Natalie Tudhope has just taken over the mantle of MD at Young & Rubicam (Y&R) Cape Town from Alan Schreiber, who stays with the group but becomes managing partner of Team Pick n Pay, the agency’s biggest client. Tudhope adds the MD portfolio to that of financial director for the Cape Town agency.
Tudhope has been with Y&R for 10 years and was a director and shareholder in The Gap (founded by Alan McDonald and Peter Southworth), an agency bought by Y&R Gitam, as the company was known then, in 2002.
Tudhope, who was with The Gap for 10 years, was well-known there as the media director at the time and helped develop a financial control model focused on media booking. This was when agencies still did media planning and buying themselves.
Her experience in media and client strategy helps her focus the agency on what it needs to deliver on for clients, says Tudhope. She promises to further engrain the fundamentals of business practice at the agency and believes with her financial experience she can help quantify deliverables for clients.
Tudhope, like many local agency heads, feels that ad agencies gave up media planning and buying to independents such as OMD Media Direction or Mediacom too easily. But they lost the business because they were inflexible and didn’t realise the threat posed by independents, who charged 3-4% commission on media buys to the then-agency standard of 16.5%.
It’s a case study of the industry caught napping, and like her peers, Tudhope seems to be looking for a workable model that would bring media planning and buying services back to the agency. It won’t be terribly expensive, says Tudhope, and would entail an investment in people and Telmar licenses, though no decision has yet been made on whether an attempt should be made in this direction.
As media fragments, Tudhope asks how media strategy can come in and get tagged onto the end of a communication strategy with any real sense of strategic understanding, when it should be helping to steer strategy in the first place.
This doesn’t mean media independents don’t have a good offering as things stand today, Tudhope clarifies, but it’s not the integrated offering an agency could bring to the table.

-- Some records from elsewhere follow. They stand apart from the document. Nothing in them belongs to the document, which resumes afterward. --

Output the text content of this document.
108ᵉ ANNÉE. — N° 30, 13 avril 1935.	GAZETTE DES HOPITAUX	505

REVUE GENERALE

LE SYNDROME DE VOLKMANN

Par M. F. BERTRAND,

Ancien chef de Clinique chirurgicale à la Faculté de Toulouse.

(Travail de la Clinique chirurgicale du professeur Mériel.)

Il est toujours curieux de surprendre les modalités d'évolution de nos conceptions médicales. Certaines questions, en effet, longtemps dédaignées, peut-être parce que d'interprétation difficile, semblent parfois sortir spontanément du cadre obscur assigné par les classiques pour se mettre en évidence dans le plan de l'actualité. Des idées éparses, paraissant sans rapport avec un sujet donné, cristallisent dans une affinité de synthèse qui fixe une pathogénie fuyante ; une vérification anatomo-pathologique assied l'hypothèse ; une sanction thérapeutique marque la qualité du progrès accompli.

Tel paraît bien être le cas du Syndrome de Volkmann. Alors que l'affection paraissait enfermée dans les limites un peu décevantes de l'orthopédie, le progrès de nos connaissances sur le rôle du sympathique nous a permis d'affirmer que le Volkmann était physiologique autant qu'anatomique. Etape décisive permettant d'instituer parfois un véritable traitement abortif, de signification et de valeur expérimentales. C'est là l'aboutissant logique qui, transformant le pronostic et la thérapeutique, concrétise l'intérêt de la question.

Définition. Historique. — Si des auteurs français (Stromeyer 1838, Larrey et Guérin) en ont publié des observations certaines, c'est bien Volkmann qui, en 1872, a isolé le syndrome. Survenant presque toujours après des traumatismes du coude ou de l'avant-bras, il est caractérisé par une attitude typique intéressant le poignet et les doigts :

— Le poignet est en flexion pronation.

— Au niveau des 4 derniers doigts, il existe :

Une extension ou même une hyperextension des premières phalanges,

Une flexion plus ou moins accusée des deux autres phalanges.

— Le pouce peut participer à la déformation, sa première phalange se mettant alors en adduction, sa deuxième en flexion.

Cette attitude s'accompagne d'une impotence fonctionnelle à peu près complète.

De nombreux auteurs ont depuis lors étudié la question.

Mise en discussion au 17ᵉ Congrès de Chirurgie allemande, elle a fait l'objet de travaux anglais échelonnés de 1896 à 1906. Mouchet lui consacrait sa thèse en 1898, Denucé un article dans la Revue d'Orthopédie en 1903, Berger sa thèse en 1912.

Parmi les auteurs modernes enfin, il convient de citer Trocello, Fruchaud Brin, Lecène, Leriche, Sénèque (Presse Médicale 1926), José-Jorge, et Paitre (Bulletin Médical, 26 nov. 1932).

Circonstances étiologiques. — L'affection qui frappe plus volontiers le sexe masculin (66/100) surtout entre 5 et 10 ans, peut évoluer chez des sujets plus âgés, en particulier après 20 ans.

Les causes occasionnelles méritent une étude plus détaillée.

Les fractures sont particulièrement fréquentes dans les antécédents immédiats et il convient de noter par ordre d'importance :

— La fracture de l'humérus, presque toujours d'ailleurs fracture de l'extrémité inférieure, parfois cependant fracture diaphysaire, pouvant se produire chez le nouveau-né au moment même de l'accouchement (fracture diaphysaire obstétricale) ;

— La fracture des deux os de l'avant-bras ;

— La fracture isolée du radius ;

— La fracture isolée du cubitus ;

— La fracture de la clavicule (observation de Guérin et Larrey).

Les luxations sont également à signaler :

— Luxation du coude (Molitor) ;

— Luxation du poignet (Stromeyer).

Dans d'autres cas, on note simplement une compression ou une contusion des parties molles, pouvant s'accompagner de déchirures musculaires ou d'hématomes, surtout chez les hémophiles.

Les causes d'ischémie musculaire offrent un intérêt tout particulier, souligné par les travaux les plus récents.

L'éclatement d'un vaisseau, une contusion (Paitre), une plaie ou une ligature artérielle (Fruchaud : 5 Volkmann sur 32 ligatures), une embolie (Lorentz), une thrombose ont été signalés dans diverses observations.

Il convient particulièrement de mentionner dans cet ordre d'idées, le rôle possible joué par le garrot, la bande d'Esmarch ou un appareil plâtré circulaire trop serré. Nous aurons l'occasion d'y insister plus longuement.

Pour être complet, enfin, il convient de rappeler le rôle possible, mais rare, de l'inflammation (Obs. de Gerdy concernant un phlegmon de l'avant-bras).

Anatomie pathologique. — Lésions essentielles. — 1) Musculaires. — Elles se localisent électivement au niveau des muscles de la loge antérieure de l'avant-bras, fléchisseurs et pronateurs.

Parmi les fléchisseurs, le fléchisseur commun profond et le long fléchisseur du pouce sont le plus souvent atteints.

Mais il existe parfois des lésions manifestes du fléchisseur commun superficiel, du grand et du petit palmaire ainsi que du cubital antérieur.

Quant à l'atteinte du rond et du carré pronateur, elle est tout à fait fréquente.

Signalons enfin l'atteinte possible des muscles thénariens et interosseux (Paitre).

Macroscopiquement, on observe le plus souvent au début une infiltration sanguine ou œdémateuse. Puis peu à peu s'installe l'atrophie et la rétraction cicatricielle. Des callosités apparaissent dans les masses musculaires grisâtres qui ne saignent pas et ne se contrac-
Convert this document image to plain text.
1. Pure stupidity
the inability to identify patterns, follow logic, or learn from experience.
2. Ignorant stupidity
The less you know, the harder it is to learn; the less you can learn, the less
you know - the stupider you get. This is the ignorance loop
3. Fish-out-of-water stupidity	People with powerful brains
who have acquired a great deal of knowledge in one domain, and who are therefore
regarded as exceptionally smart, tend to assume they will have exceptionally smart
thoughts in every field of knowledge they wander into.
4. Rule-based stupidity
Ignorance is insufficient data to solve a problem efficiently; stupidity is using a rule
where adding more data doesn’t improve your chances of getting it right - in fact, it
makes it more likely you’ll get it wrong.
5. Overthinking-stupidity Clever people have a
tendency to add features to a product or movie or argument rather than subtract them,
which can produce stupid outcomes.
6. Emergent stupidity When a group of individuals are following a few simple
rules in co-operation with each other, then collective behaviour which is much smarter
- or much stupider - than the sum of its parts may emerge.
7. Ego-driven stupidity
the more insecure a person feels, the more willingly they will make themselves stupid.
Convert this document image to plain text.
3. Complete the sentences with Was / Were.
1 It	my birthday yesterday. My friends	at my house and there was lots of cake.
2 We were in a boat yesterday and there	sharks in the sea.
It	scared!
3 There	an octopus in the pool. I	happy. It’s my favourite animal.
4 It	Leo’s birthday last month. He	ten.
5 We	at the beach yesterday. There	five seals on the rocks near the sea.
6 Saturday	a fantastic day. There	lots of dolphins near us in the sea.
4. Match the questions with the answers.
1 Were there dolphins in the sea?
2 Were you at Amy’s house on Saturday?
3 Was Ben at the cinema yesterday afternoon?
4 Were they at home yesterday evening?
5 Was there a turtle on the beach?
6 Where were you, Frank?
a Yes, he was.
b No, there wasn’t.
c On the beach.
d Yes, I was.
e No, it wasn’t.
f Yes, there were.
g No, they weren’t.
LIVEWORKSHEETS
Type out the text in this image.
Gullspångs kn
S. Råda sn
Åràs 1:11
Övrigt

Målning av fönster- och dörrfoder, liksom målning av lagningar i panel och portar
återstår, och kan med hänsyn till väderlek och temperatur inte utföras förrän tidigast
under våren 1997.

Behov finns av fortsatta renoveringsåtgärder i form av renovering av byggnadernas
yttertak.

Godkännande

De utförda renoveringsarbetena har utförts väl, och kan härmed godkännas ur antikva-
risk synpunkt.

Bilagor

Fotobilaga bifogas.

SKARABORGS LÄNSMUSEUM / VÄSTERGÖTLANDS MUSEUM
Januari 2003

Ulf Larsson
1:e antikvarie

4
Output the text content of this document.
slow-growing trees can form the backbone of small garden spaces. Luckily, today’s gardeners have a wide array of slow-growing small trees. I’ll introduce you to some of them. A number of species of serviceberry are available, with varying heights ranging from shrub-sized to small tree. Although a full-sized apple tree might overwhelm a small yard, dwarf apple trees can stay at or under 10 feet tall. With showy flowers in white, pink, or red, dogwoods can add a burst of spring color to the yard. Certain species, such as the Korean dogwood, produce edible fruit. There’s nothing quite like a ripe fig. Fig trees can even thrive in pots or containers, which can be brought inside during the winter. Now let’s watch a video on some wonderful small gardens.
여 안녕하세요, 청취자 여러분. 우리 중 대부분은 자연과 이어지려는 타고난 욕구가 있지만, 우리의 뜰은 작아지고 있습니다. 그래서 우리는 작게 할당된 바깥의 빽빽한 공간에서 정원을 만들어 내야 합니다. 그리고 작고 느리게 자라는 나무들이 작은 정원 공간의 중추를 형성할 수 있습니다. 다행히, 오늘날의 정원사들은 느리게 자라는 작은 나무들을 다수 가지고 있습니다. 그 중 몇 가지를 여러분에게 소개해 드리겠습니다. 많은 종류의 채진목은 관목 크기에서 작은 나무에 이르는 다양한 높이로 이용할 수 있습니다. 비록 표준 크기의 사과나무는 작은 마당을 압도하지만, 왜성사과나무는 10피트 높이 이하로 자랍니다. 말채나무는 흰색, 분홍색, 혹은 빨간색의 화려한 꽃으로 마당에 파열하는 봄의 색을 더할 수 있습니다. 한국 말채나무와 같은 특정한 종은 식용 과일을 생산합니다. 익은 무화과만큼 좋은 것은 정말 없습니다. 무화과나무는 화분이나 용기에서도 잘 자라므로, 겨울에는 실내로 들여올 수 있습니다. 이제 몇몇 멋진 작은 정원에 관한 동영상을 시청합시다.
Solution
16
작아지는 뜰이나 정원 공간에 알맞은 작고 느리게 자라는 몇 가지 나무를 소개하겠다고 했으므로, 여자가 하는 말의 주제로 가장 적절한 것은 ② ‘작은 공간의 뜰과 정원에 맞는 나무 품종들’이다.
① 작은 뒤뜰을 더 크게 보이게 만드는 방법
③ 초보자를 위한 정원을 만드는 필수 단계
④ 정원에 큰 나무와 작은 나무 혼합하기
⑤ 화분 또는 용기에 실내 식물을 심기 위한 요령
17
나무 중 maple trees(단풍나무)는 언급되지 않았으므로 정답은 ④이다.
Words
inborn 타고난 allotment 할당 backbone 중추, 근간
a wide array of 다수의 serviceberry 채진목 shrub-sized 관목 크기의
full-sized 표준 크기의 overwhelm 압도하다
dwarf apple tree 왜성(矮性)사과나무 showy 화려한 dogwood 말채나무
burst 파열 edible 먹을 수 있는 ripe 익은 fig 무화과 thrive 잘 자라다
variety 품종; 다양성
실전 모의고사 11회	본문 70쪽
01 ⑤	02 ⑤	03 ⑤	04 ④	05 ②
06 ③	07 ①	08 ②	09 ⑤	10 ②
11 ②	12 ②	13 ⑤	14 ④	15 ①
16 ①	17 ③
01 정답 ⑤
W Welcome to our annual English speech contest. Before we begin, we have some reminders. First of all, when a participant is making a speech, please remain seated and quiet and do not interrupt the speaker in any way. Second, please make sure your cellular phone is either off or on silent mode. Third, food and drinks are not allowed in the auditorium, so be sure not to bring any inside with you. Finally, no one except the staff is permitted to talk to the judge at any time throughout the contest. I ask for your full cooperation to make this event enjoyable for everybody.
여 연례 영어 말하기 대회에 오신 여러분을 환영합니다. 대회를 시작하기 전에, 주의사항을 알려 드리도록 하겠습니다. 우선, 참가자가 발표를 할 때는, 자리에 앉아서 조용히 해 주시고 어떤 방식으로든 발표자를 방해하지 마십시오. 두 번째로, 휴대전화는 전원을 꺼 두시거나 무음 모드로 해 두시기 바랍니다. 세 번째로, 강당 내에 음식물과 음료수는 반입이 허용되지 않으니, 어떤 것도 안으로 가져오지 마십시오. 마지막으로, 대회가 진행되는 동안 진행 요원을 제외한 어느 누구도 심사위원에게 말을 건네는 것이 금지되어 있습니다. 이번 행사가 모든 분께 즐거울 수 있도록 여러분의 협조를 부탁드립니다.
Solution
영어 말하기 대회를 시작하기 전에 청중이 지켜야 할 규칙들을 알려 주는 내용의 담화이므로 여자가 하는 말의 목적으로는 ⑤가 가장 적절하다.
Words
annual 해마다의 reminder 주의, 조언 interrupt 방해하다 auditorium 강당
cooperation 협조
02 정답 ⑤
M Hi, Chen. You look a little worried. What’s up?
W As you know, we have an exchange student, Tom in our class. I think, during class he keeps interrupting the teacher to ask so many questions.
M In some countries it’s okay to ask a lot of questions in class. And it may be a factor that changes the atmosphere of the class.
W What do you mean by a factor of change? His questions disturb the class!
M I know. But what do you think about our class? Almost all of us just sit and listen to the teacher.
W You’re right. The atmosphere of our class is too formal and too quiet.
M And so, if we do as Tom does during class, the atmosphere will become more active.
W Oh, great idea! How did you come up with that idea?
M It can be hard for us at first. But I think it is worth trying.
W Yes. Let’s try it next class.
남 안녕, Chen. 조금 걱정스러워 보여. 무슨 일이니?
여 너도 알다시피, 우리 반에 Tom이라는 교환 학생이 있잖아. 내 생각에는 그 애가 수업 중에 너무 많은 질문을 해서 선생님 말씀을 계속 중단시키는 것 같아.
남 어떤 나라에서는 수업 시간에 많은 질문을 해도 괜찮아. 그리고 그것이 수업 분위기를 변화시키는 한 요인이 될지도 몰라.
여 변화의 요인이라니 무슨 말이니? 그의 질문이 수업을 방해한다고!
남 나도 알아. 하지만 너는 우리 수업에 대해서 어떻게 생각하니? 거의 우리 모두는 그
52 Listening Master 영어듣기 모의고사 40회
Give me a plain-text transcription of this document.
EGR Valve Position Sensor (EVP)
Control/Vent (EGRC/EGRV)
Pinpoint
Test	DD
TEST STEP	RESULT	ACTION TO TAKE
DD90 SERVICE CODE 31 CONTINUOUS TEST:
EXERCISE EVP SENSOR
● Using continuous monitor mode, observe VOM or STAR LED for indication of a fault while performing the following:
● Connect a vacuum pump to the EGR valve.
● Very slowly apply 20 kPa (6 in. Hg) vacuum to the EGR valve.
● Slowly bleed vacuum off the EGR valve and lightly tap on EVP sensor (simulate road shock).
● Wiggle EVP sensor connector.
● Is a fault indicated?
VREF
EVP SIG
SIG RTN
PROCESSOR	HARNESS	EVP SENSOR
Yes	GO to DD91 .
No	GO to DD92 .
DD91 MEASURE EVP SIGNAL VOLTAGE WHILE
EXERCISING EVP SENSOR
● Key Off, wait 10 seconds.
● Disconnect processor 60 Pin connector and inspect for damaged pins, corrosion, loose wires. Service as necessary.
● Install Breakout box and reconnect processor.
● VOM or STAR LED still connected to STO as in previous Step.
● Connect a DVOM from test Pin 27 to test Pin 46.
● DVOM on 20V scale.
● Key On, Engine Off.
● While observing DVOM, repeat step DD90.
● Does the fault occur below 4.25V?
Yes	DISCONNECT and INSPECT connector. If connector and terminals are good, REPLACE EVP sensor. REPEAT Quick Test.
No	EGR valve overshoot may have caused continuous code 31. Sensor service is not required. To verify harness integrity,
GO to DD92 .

Y&R Cape Town, as it stands, is solid financially and has solid client relationship in place, says Tudhope, with around 40 people in the Cape Town office. Andrew Welch, CEO of Y&R South Africa, is based in the city, and spends Mondays and Fridays at the local office, keeping it on its toes. Graham Lang, chief creative officer Y&R SA, is also based in the city and commutes between Johannesburg and Cape Town. The two men are leading a renewed focus for Y&R at group level, says Tudhope.
Lang’s presence means the Cape Town office didn’t replace its former ECD, Clinton Bridgeford, who left earlier this year.
Schreiber’s appointment as managing partner of Team Pick n Pay means that client finally has a central national touch point to all the Y&R offices (Jozi, Durbs and Cape Town), explains Tudhope, who also points out that Schreiber enjoys a strong working relationship with Pick n Pay’s CMO, Bronwen Rohland.
Y&R SA has experienced a turbulent time late last year after its management drew a curtain of silence around the departure of former CEO Fraser Lamb, who became executive chairman of McCann WorldGroup Africa in September this year. He was quickly followed by then chief creative officer Mick Blore. Earlier this month Liam Wielopolski, the Joburg agency’s ECD, also left.
Tudhope says Y&R prides itself on positive human relationships within the agency and admits the agency has had to ask itself some tough questions after losing so many key staffers. But she insists that client service relationships have been maintained, in spite of the resignations, thanks to active engagement with clients on the agencies side.
Tudhope doesn’t see much client movement at the moment and says the agency will concentrate on organic growth.
Tudhope says she will focus on building on the strong client relationships already in place, on keeping her team happy and engaged, and on applying the concept of “small wins” which centres on changing the small things that is within your power to change. Cumulatively, the small wins have a big impact on the overall business, the theory suggests, and in effect tackles bigger problems.